No dia em que meu pai morreu, minha mãe e meu irmão me ligaram ao mesmo tempo. Vendo, pela tela dos telefones, os dois, juntos, tive certeza que ele havia partido. Nada iria unir tão distantes mundos se não fosse, àquele momento, monumental movimento que estremecesse as abaladas estruturas, em meu mundo.
E eu havia o encontrado mais cedo. A barba estava, estranhamente, um pouco mal feita. Não daquelas que portariam os bandidos do velho-oeste, mas seus pequenos pêlos do rosto eriçavam-se retos, paralelos a aquela face já sulcada por rugas. Vendo-o rindo, alegre, feliz, percebi o quanto ele estava ficando mais velho. Percebendo-me tolhido por mais um dos momentos de saudosismo lusitano que teimam em me arrematar, afastei sem titubeio aqueles pensamentos, à hora.
Quando cheguei, meu irmão em frangalhos, revi em sua janela aquela foto que nunca havia visto, mas sabia quando tinha sido. Talvez, me lembrei até a dita hora do fotograma, e inventei toda a paisagem do quadro estático, em minha memória, para preencher o vazio.

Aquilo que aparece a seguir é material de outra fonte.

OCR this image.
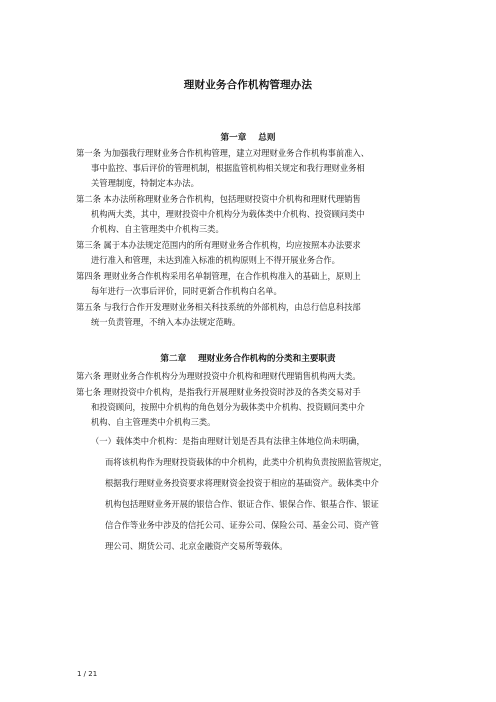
理财业务合作机构管理办法
第一章    总则
第一条 为加强我行理财业务合作机构管理，建立对理财业务合作机构事前准入、
事中监控、事后评价的管理机制，根据监管机构相关规定和我行理财业务相
关管理制度，特制定本办法。
第二条 本办法所称理财业务合作机构，包括理财投资中介机构和理财代理销售
机构两大类，其中，理财投资中介机构分为载体类中介机构、投资顾问类中
介机构、自主管理类中介机构三类。
第三条 属于本办法规定范围内的所有理财业务合作机构，均应按照本办法要求
进行准入和管理，未达到准入标准的机构原则上不得开展业务合作。
第四条 理财业务合作机构采用名单制管理，在合作机构准入的基础上，原则上
每年进行一次事后评价，同时更新合作机构白名单。
第五条 与我行合作开发理财业务相关科技系统的外部机构，由总行信息科技部
统一负责管理，不纳入本办法规定范畴。
第二章    理财业务合作机构的分类和主要职责
第六条 理财业务合作机构分为理财投资中介机构和理财代理销售机构两大类。
第七条 理财投资中介机构，是指我行开展理财业务投资时涉及的各类交易对手
和投资顾问，按照中介机构的角色划分为载体类中介机构、投资顾问类中介
机构、自主管理类中介机构三类。
（一）载体类中介机构：是指由理财计划是否具有法律主体地位尚未明确，
而将该机构作为理财投资载体的中介机构，此类中介机构负责按照监管规定，
根据我行理财业务投资要求将理财资金投资于相应的基础资产。载体类中介
机构包括理财业务开展的银信合作、银证合作、银保合作、银基合作、银证
信合作等业务中涉及的信托公司、证券公司、保险公司、基金公司、资产管
理公司、期货公司、北京金融资产交易所等载体。
1 / 21
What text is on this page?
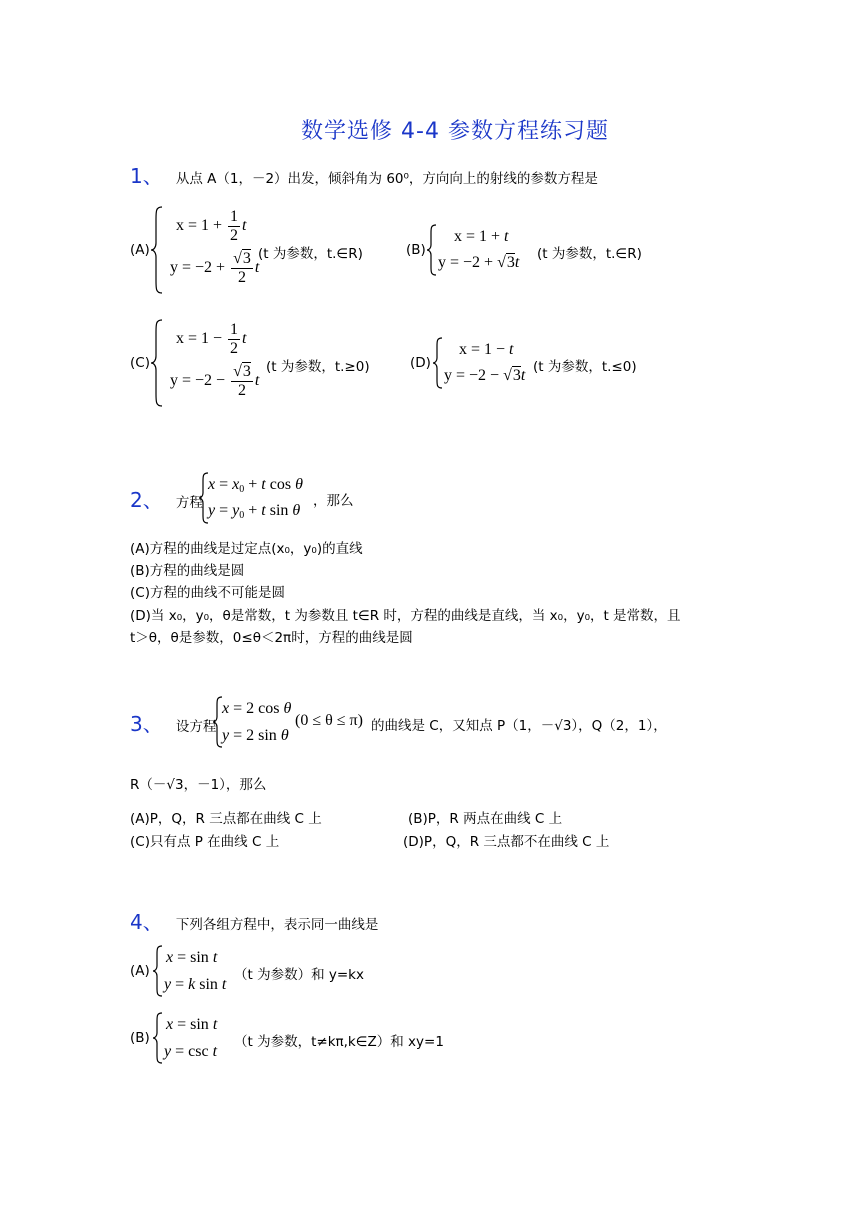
数学选修 4-4 参数方程练习题
1、 从点 A（1，－2）出发，倾斜角为 60⁰，方向向上的射线的参数方程是
(A)
$x = 1 + \frac{1}{2}$ t
$y = -2 + \frac{√3}{2}$ t
(t 为参数，t.∈R)	(B)
x = 1 + t
y = −2 + √3t (t 为参数，t.∈R)
(C)
$x = 1 - \frac{1}{2}$ t
$y = -2 - \frac{√3}{2}$ t
(t 为参数，t.≥0)	(D)
x = 1 − t
y = −2 − √3t (t 为参数，t.≤0)
2、 方程
$x = x_0 + t$ cos θ
$y = y_0 + t$ sin θ
，那么
(A)方程的曲线是过定点(x₀，y₀)的直线
(B)方程的曲线是圆
(C)方程的曲线不可能是圆
(D)当 x₀，y₀，θ是常数，t 为参数且 t∈R 时，方程的曲线是直线，当 x₀，y₀，t 是常数，且
t＞θ，θ是参数，0≤θ＜2π时，方程的曲线是圆
3、 设方程
x = 2 cos θ
y = 2 sin θ
(0 ≤ θ ≤ π) 的曲线是 C，又知点 P（1，－√3），Q（2，1），
R（－√3，－1），那么
(A)P，Q，R 三点都在曲线 C 上	(B)P，R 两点在曲线 C 上
(C)只有点 P 在曲线 C 上	(D)P，Q，R 三点都不在曲线 C 上
4、 下列各组方程中，表示同一曲线是
(A)
x = sin t
y = k sin t
（t 为参数）和 y=kx
(B)
x = sin t
y = csc t
（t 为参数，t≠kπ,k∈Z）和 xy=1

Aquele bigode branco em um rapaz magrelo, carioca do morro, mas que já havia mareado em tantas tombarias e caatingas que eu nem me davam conta. Ou contos. Ou pontos. A depender da contabilidade.
Pensando sozinho, me atinei que nada disto havia acontecido. Meu pai não morreu naquele dia, nem em nenhum momento desde que o conheço (e o conheço lá se vão muitos anos) embora várias vezes ele algo esvaneça em minha mente. Continua, para minha felicidade, vivo a sambar.
Provavelmente agora dorme um sonho bêbedo, daqueles que nos deixam leves no próximo dia raiado.
Eu, sentado ouvindo o tom azul da televisão, vejo os carros apressados que atravessam o viaduto. Embora duvide que necessitem de tanta agilidade, espero que, com sorte, eles possam ir a algum lugar.